No need for specialized skill sets for custom framework development: Customers avoid the need to set up a dedicated team with specific skill sets to create a data ingestion/processing or preparation/transformation frameworks. TCS DEER provides a rich and user-friendly interface and does not require any specific skillset to operate.

Production readiness: Built-in connectors are available to extract data from multiple sources, including structured, semi-structured, and unstructured data, all at no additional cost to customers.

Automated schema adoption: Automated adoption of source schema changes and synchronization with the target data lake reduces manual intervention and operational requirements.

Job restorability: The ability to resume failed migration jobs from the point of failure reduces the execution time for migrating the data, while providing an efficient failure tracking and handling solution.

Security: Enterprise-grade security is built-in with capabilities including LDAP, Kerberos, encryption, masking, Sentry/Ranger, etc.

TCS DEER on AWS

TCS DEER may be leveraged on the AWS platform.
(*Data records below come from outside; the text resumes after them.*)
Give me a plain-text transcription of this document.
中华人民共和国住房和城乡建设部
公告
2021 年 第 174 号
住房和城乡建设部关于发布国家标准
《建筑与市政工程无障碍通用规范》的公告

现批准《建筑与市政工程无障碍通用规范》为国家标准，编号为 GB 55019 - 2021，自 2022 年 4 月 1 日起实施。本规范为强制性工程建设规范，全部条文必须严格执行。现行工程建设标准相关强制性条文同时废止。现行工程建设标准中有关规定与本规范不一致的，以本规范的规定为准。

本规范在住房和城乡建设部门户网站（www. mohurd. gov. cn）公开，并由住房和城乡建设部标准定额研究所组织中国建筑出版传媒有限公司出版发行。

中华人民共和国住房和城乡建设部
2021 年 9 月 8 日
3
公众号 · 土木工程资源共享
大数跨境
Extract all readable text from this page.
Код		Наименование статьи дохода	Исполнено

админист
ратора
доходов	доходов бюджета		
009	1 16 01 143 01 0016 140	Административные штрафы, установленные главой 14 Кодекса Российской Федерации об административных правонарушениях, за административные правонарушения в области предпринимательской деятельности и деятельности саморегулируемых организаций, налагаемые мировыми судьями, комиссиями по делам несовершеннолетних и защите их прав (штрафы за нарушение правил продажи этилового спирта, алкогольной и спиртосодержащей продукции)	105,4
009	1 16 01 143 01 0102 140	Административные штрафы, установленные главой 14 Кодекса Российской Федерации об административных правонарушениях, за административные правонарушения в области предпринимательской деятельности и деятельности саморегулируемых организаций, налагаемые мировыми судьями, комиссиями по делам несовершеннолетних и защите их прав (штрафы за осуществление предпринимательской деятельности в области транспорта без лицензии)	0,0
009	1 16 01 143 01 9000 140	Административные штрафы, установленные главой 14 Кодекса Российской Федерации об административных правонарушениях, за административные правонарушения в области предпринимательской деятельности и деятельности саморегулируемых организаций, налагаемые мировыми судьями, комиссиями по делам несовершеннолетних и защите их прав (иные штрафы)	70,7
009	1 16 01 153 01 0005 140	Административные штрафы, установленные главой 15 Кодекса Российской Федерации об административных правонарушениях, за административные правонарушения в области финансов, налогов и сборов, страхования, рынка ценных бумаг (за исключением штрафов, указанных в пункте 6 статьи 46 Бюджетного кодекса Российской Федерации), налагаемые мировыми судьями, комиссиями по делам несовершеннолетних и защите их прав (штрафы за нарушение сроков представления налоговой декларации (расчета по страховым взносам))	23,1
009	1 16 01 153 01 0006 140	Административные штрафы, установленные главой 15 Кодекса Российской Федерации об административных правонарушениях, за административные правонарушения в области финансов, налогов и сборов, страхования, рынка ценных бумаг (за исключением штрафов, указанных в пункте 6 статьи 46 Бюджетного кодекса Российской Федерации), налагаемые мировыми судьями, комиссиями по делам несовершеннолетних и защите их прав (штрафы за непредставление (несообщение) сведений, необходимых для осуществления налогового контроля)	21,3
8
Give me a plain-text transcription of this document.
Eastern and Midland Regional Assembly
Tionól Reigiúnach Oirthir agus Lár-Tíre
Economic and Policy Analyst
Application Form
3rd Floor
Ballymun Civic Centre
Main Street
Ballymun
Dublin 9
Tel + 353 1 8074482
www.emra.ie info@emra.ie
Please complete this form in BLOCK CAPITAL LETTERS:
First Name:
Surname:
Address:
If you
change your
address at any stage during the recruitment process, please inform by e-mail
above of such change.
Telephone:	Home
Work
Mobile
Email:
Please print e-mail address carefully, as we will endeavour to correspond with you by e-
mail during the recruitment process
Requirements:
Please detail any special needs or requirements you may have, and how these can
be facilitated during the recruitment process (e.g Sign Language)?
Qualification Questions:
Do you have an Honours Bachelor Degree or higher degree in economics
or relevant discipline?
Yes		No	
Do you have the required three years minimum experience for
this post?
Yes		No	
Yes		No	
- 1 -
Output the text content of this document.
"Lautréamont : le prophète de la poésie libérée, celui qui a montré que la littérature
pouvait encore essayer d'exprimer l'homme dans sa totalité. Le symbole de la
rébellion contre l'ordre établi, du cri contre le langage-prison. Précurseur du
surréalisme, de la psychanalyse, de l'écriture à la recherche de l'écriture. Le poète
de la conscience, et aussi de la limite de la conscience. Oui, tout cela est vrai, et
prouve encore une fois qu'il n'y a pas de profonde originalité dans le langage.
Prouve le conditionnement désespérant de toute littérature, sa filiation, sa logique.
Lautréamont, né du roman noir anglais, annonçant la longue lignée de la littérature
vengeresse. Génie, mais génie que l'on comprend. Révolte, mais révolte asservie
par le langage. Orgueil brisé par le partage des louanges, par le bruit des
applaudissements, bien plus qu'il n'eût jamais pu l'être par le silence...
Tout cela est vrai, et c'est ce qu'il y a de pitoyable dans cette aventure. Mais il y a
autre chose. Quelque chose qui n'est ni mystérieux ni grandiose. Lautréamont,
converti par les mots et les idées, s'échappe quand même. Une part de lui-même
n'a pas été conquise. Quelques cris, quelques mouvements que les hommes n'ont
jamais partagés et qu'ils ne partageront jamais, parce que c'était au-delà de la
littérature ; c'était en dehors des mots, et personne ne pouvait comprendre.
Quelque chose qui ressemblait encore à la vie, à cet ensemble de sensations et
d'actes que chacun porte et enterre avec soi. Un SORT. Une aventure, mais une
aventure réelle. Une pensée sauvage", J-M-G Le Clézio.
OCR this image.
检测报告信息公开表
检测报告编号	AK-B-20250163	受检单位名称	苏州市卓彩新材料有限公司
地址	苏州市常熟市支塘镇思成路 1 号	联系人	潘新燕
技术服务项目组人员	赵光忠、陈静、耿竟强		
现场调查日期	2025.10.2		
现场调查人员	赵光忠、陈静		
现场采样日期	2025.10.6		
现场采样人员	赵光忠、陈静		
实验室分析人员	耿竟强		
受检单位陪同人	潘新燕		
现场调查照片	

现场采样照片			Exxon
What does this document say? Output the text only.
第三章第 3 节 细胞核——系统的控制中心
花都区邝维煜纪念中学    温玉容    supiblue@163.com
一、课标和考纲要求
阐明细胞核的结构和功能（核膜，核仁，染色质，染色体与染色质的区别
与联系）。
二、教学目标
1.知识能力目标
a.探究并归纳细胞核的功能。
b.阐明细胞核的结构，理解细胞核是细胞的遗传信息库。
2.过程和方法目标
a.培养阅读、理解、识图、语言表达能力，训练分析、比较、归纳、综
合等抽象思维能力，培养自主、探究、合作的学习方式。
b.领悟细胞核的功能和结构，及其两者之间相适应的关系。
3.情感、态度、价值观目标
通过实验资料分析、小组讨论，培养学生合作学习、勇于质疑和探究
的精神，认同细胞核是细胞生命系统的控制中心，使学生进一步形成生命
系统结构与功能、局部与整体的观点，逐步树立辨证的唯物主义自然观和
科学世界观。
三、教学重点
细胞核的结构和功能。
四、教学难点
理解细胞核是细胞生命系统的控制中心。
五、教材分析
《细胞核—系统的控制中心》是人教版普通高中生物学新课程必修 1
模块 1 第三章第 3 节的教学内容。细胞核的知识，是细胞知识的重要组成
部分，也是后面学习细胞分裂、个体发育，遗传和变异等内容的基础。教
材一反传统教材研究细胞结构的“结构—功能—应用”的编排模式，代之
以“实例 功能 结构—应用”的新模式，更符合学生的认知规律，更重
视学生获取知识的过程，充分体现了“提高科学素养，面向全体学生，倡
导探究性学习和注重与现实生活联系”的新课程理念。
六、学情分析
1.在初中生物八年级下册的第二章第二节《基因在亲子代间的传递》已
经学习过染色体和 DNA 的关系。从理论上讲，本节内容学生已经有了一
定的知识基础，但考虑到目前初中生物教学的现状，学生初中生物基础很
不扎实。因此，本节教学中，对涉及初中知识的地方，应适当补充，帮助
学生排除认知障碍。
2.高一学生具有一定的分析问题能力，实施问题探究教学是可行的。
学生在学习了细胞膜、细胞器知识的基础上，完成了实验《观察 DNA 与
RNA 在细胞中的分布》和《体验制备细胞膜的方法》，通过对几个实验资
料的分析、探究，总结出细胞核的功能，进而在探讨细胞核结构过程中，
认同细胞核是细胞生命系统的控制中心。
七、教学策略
Here is a short list of observed use cases:

  • Archival platform on AWS leveraging S3 as storage
    • Legacy application decommissioning
    • Ongoing archival requirements
  • Provisioning data lake on AWS
    • Enable various layers of data lake – raw layer, curated layer
    • Data provisioning layer – enablement/creation of semantic layers
  • Migration of EDW to Redshift
    • Data migration support – bulk, incremental
    • Data processing support – data type conversions
  • ILM on cloud storage
    • Regulatory requirements – legal hold/retention policies at record level

Customer stories

TCS DEER has been implemented for multiple customers across industry verticals and geographies. Here is a sample selection of successes delivered by TCS DEER on AWS:

A major UK media firm leveraged TCS DEER for modernizing their appliance-based data warehouse to Snowflake on AWS with a cloud-first strategy. Their key goals were built-in data validation for migrated data, automatic adoption to schema changes for incremental migration, increased flexibility for servicing varied workloads, rapid time to market, and on-demand deployment. With TCS DEER, time to market was greatly reduced while handily beating the required performance benchmark of extract/load of 1TB of data in less than 4 hours.

A North American technology provider leveraged TCS DEER on AWS for data extraction in line with decommissioning and regulatory compliance in a cost-effective manner with additional requirements for handling unstructured data.  This highly scalable architecture hosted on AWS reduced the overall infrastructure spend while processing 15 million unstructured files (fax, emails) and managing archival of approximately 2.5 million invoices. Migration of data from 40 legacy applications using TCS DEER resulted in savings of $10 million for the customer, also encompassing the $2 million project cost.

A leading financial institution in the Nordics, which provides tailored investment solutions across a variety of asset classes to retail and institutional clients, partnered with TCS for the digital transformation of their wealth management area – with a focus on extracting data from legacy systems, transforming data real time, publishing to downstream systems, and enabling visualization and analytics. TCS DEER on AWS was leveraged to speed up digitization to ingest and transform, coupled with efficient data governance required by corporate banking and due consideration for security and compliance needs. The initial results showed quicker analysis of customer portfolio behavior and enabled improved wealth management strategies leading to improved business results.

Conclusion

If you are looking to accelerate your modernized data estate or state-of-the-art data lake with holistic, accurate and real-time data, embrace the Machine-First approach with TCS DEER.